"To his eyes, purity and impurity are like the dance of the six serpents:

"To his eyes, the search for the Way of Buddha is like the coming of flowers."

It is only by meditating long on this disillusioned mysticism of a man who was never more than half an European, that we are able to understand how the same mind could have conceived the exasperated sensuality of the bas-relief, Soyez Amoureuses et vous serez Heureuses and the somber despair of Le Christ au Jardin d'Oliviers. That mind, as we have seen, was neither wholly Christian or Pagan—though the untamed Pagan element in it was destined slowly to get the better of the more refined Christian side. Therefore it is useless to ask ourselves whether Gauguin as an artist, displayed more of the Classic tradition than of the Gothic. Gothic as well as Classical strains remained mingled in him up to the last. Throughout his work there runs a longing—obscure, tormented, and ultimately foiled—for a natural religion: a religion that would reconcile man with nature in one harmony, a religion, which, like the rest of his striving, would be a synthesis.


V

By the end of the year 1889, Gauguin's name had acquired a certain renown, and he naturally gravitated back to Paris. Being however still without resources, he took residence once more with Emile Schuffenecker.
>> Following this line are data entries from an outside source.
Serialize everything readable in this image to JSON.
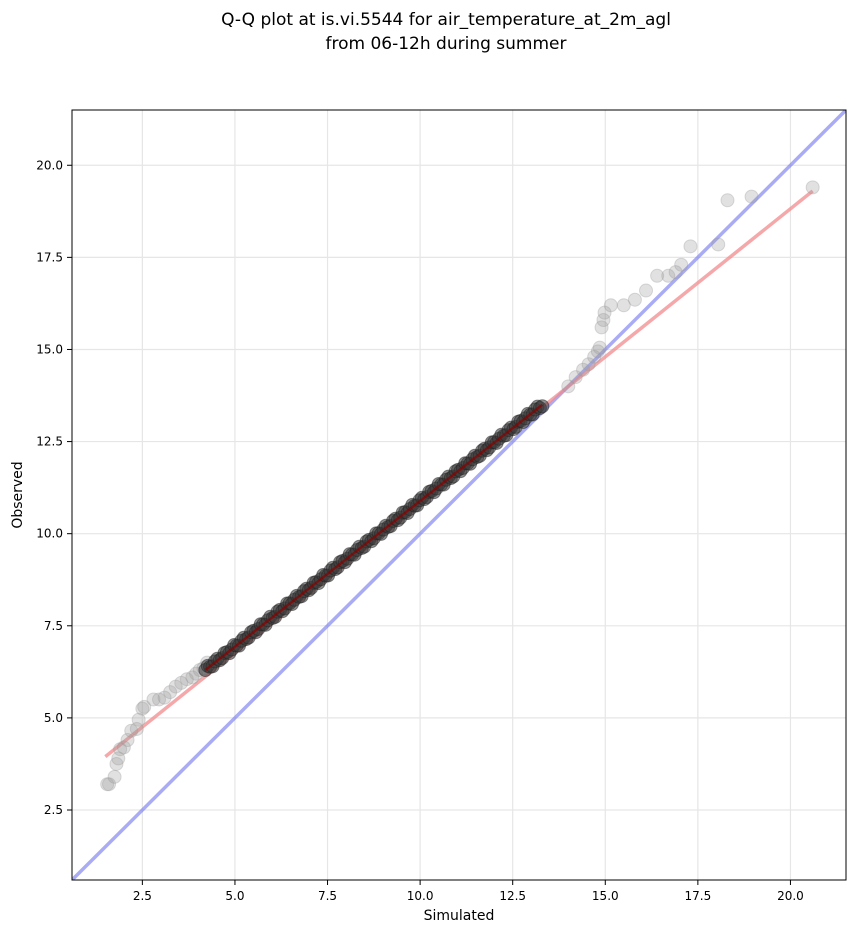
{
  "chart_data": {
    "type": "scatter",
    "title_line1": "Q-Q plot at is.vi.5544 for air_temperature_at_2m_agl",
    "title_line2": "from 06-12h during summer",
    "xlabel": "Simulated",
    "ylabel": "Observed",
    "xlim": [
      0.6,
      21.5
    ],
    "ylim": [
      0.6,
      21.5
    ],
    "x_ticks": [
      2.5,
      5.0,
      7.5,
      10.0,
      12.5,
      15.0,
      17.5,
      20.0
    ],
    "y_ticks": [
      2.5,
      5.0,
      7.5,
      10.0,
      12.5,
      15.0,
      17.5,
      20.0
    ],
    "x_tick_labels": [
      "2.5",
      "5.0",
      "7.5",
      "10.0",
      "12.5",
      "15.0",
      "17.5",
      "20.0"
    ],
    "y_tick_labels": [
      "2.5",
      "5.0",
      "7.5",
      "10.0",
      "12.5",
      "15.0",
      "17.5",
      "20.0"
    ],
    "grid": true,
    "point_color": "#9a9a9a",
    "identity_line": {
      "color": "#6f75ef",
      "from": [
        0.6,
        0.6
      ],
      "to": [
        21.5,
        21.5
      ]
    },
    "fit_line": {
      "color": "#f28b8e",
      "from": [
        1.5,
        3.95
      ],
      "to": [
        20.6,
        19.3
      ]
    },
    "core_segment_color": "#8b0000",
    "core_segment": {
      "from": [
        4.2,
        6.3
      ],
      "to": [
        13.3,
        13.5
      ]
    },
    "tail_points": [
      [
        1.55,
        3.2
      ],
      [
        1.6,
        3.2
      ],
      [
        1.75,
        3.4
      ],
      [
        1.8,
        3.75
      ],
      [
        1.85,
        3.9
      ],
      [
        1.9,
        4.15
      ],
      [
        2.0,
        4.2
      ],
      [
        2.1,
        4.4
      ],
      [
        2.2,
        4.65
      ],
      [
        2.35,
        4.7
      ],
      [
        2.4,
        4.95
      ],
      [
        2.5,
        5.25
      ],
      [
        2.55,
        5.3
      ],
      [
        2.8,
        5.5
      ],
      [
        2.95,
        5.5
      ],
      [
        3.1,
        5.55
      ],
      [
        3.25,
        5.7
      ],
      [
        3.4,
        5.85
      ],
      [
        3.55,
        5.95
      ],
      [
        3.7,
        6.05
      ],
      [
        3.85,
        6.1
      ],
      [
        3.95,
        6.2
      ],
      [
        4.05,
        6.3
      ],
      [
        4.15,
        6.35
      ],
      [
        4.25,
        6.5
      ],
      [
        14.0,
        14.0
      ],
      [
        14.2,
        14.25
      ],
      [
        14.4,
        14.45
      ],
      [
        14.55,
        14.6
      ],
      [
        14.7,
        14.8
      ],
      [
        14.8,
        14.95
      ],
      [
        14.85,
        15.05
      ],
      [
        14.9,
        15.6
      ],
      [
        14.95,
        15.8
      ],
      [
        14.98,
        16.0
      ],
      [
        15.15,
        16.2
      ],
      [
        15.5,
        16.2
      ],
      [
        15.8,
        16.35
      ],
      [
        16.1,
        16.6
      ],
      [
        16.4,
        17.0
      ],
      [
        16.7,
        17.0
      ],
      [
        16.9,
        17.1
      ],
      [
        17.05,
        17.3
      ],
      [
        17.3,
        17.8
      ],
      [
        18.05,
        17.85
      ],
      [
        18.3,
        19.05
      ],
      [
        18.95,
        19.15
      ],
      [
        20.6,
        19.4
      ]
    ]
  }
}
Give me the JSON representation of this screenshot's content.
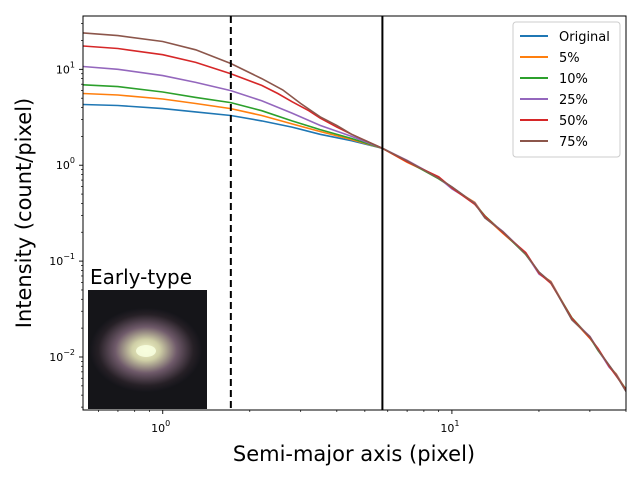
{
  "chart_data": {
    "type": "line",
    "xlabel": "Semi-major axis (pixel)",
    "ylabel": "Intensity (count/pixel)",
    "xscale": "log",
    "yscale": "log",
    "xlim": [
      0.53,
      40
    ],
    "ylim": [
      0.0028,
      36
    ],
    "x_ticks": [
      {
        "value": 1,
        "base": "10",
        "exp": "0"
      },
      {
        "value": 10,
        "base": "10",
        "exp": "1"
      }
    ],
    "y_ticks": [
      {
        "value": 0.01,
        "base": "10",
        "exp": "−2"
      },
      {
        "value": 0.1,
        "base": "10",
        "exp": "−1"
      },
      {
        "value": 1,
        "base": "10",
        "exp": "0"
      },
      {
        "value": 10,
        "base": "10",
        "exp": "1"
      }
    ],
    "vlines": [
      {
        "x": 1.72,
        "style": "dashed"
      },
      {
        "x": 5.75,
        "style": "solid"
      }
    ],
    "legend_position": "top-right",
    "inset": {
      "label": "Early-type",
      "position": "bottom-left"
    },
    "series": [
      {
        "name": "Original",
        "color": "#1f77b4",
        "x": [
          0.53,
          0.7,
          1.0,
          1.3,
          1.72,
          2.2,
          2.8,
          3.5,
          4.5,
          5.75
        ],
        "y": [
          4.3,
          4.2,
          3.9,
          3.6,
          3.3,
          2.9,
          2.5,
          2.1,
          1.8,
          1.5
        ]
      },
      {
        "name": "5%",
        "color": "#ff7f0e",
        "x": [
          0.53,
          0.7,
          1.0,
          1.3,
          1.72,
          2.2,
          2.8,
          3.5,
          4.5,
          5.75
        ],
        "y": [
          5.6,
          5.4,
          4.9,
          4.4,
          3.9,
          3.3,
          2.7,
          2.25,
          1.85,
          1.5
        ]
      },
      {
        "name": "10%",
        "color": "#2ca02c",
        "x": [
          0.53,
          0.7,
          1.0,
          1.3,
          1.72,
          2.2,
          2.8,
          3.5,
          4.5,
          5.75
        ],
        "y": [
          6.9,
          6.6,
          5.8,
          5.1,
          4.5,
          3.7,
          2.9,
          2.35,
          1.9,
          1.5
        ]
      },
      {
        "name": "25%",
        "color": "#9467bd",
        "x": [
          0.53,
          0.7,
          1.0,
          1.3,
          1.72,
          2.2,
          2.8,
          3.5,
          4.5,
          5.75
        ],
        "y": [
          10.7,
          10.0,
          8.6,
          7.3,
          6.0,
          4.7,
          3.5,
          2.6,
          2.0,
          1.5
        ]
      },
      {
        "name": "50%",
        "color": "#d62728",
        "x": [
          0.53,
          0.7,
          1.0,
          1.3,
          1.72,
          2.2,
          2.5,
          2.8,
          3.2,
          3.5,
          4.0,
          4.5,
          5.75
        ],
        "y": [
          17.5,
          16.5,
          14.2,
          11.8,
          9.0,
          6.8,
          5.6,
          4.6,
          3.7,
          3.1,
          2.5,
          2.1,
          1.5
        ]
      },
      {
        "name": "75%",
        "color": "#8c564b",
        "x": [
          0.53,
          0.7,
          1.0,
          1.3,
          1.72,
          2.2,
          2.6,
          3.0,
          3.5,
          4.0,
          4.5,
          5.75
        ],
        "y": [
          24.0,
          22.5,
          19.5,
          16.0,
          11.5,
          8.0,
          6.1,
          4.4,
          3.2,
          2.6,
          2.1,
          1.5
        ]
      }
    ],
    "shared_tail": {
      "x": [
        5.75,
        7,
        9,
        10,
        12,
        13,
        15,
        18,
        20,
        22,
        26,
        30,
        32,
        35,
        37,
        40
      ],
      "y": [
        1.5,
        1.1,
        0.74,
        0.58,
        0.4,
        0.29,
        0.2,
        0.12,
        0.075,
        0.06,
        0.025,
        0.016,
        0.012,
        0.008,
        0.0065,
        0.0045
      ]
    }
  }
}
At that period, the literary and artistic school which had produced naturalism and impressionism was growing rapidly old-fashioned. Paris was on the verge of her æsthetic nineties. A small group of writers, chief of whom were Verlaine, Mallarmé, and Huysmans, had proclaimed a sort of revolt against the nineteenth century, and had been, in consequence of their love for the remote past, at first labelled Decadents. This title was soon abandoned for the better designation of Symbolists.

Gauguin appeared to the smaller fry of Symbolism as a sort of hero. Here was a man whose revolt was something not fictitious. He had definitely broken away from his own commercial surroundings. He had defiantly ruptured his own family ties. He had abolished Impressionist science and had sought to restore art to its primitive condition, revealing in the process the inexhaustible strength and vitality of peasant and popular art. His appearance amongst them, in a sailor's jersey, a sailor cap, sailor's trousers, and carved wooden shoes, excited a sensation. He became to the facile crowd of hero-worshipers and hangers-on, a sort of symbol.
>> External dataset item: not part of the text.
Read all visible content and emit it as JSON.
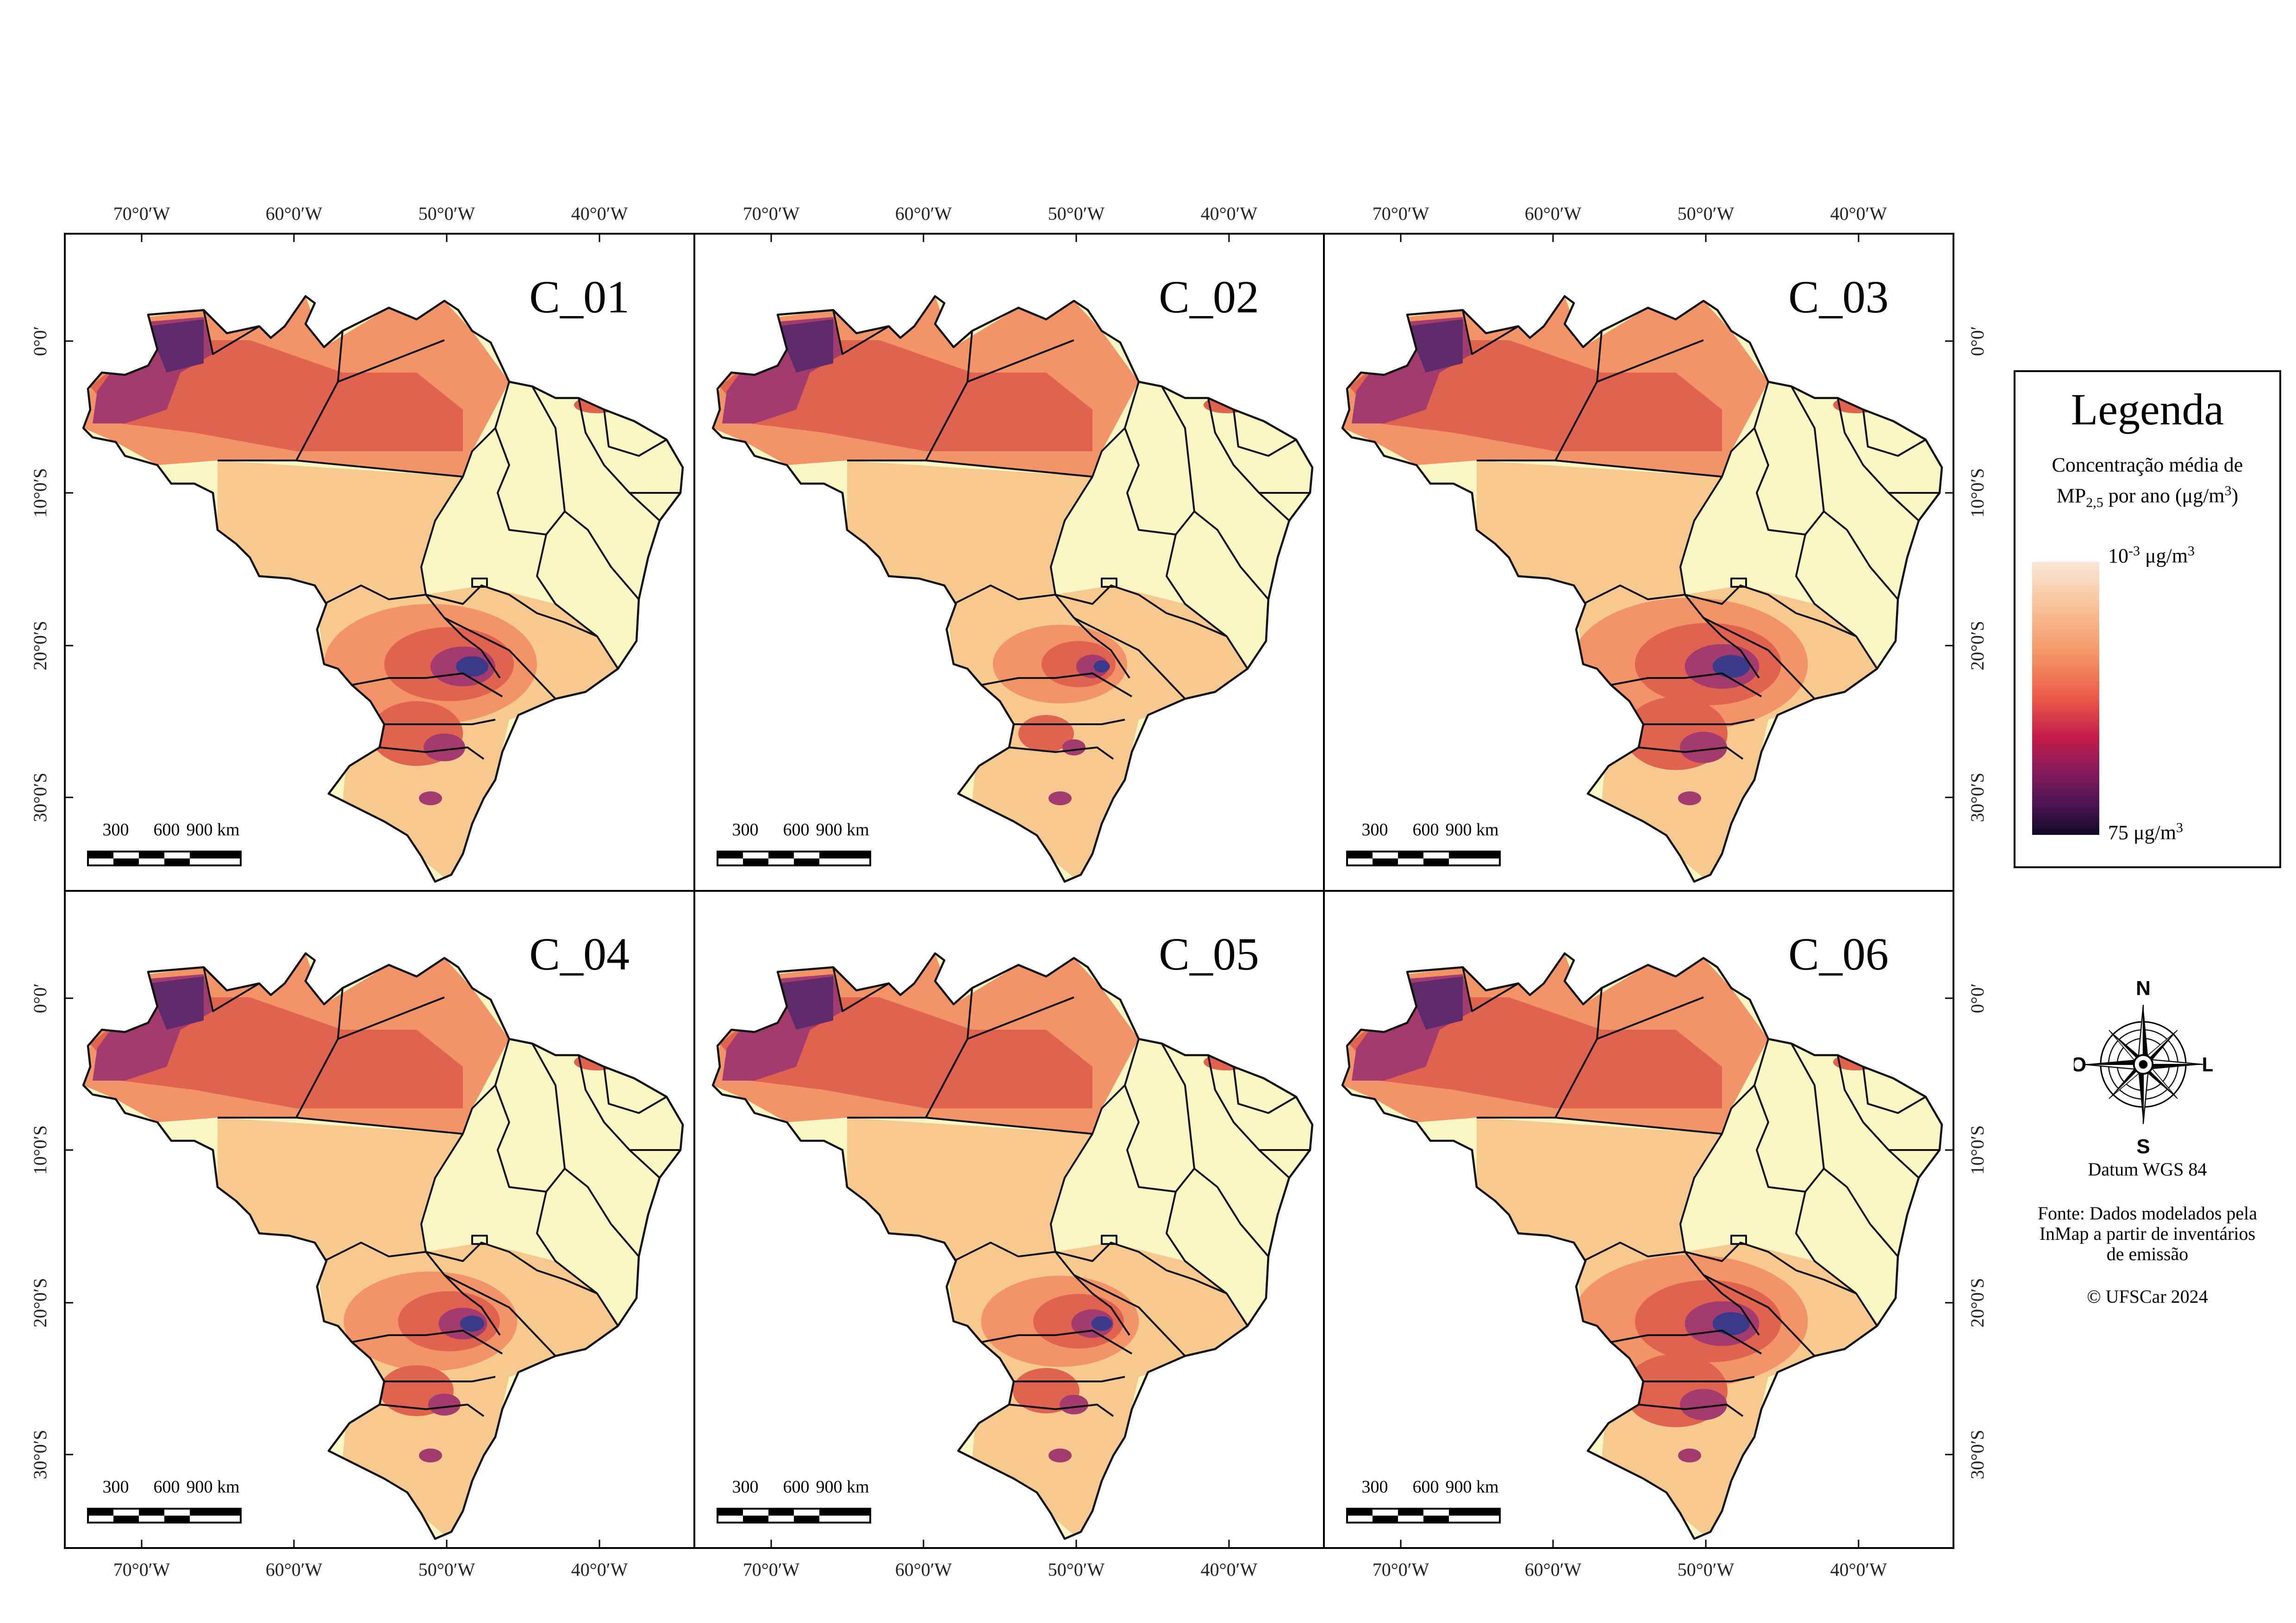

Some critics have stated that Gauguin's head was turned by this adulation, but in reality, under a new veneer of affectation, he remained what he had always been. No man was less fitted for living in the midst of cultivated society than he. For a time, during that strange epoch of his financial career, he had indeed become, to outward seeming, largely an European; but this was merely on the surface and had completely vanished in the course of his later vagabondage. An invincible shyness and indisposition to reveal himself to others were in him, masked by an appearance of sullen reserve and discourtesy. This shyness disappeared when he was with children, peasants, or natives. But to every one else Gauguin attempted to be as rude as possible, in order to keep them at a distance. And, generally, he succeeded.

It is small wonder then that Schuffenecker shortly found his guest again intolerable, and that Gauguin had to seek out a more modest lodging. Schuffenecker is scarcely to be pitied. He seems never to have realized that Gauguin was the sort of man whom it was worth while trying to love and understand. In losing Gauguin, he lost the one thing that was ever likely to bring him fame, the reputation which his studio had already acquired in the eyes of certain amateurs, as housing Gauguin's collection of pictures and sculptures by himself, by Cezanne, Van Gogh, and Odilon Redon.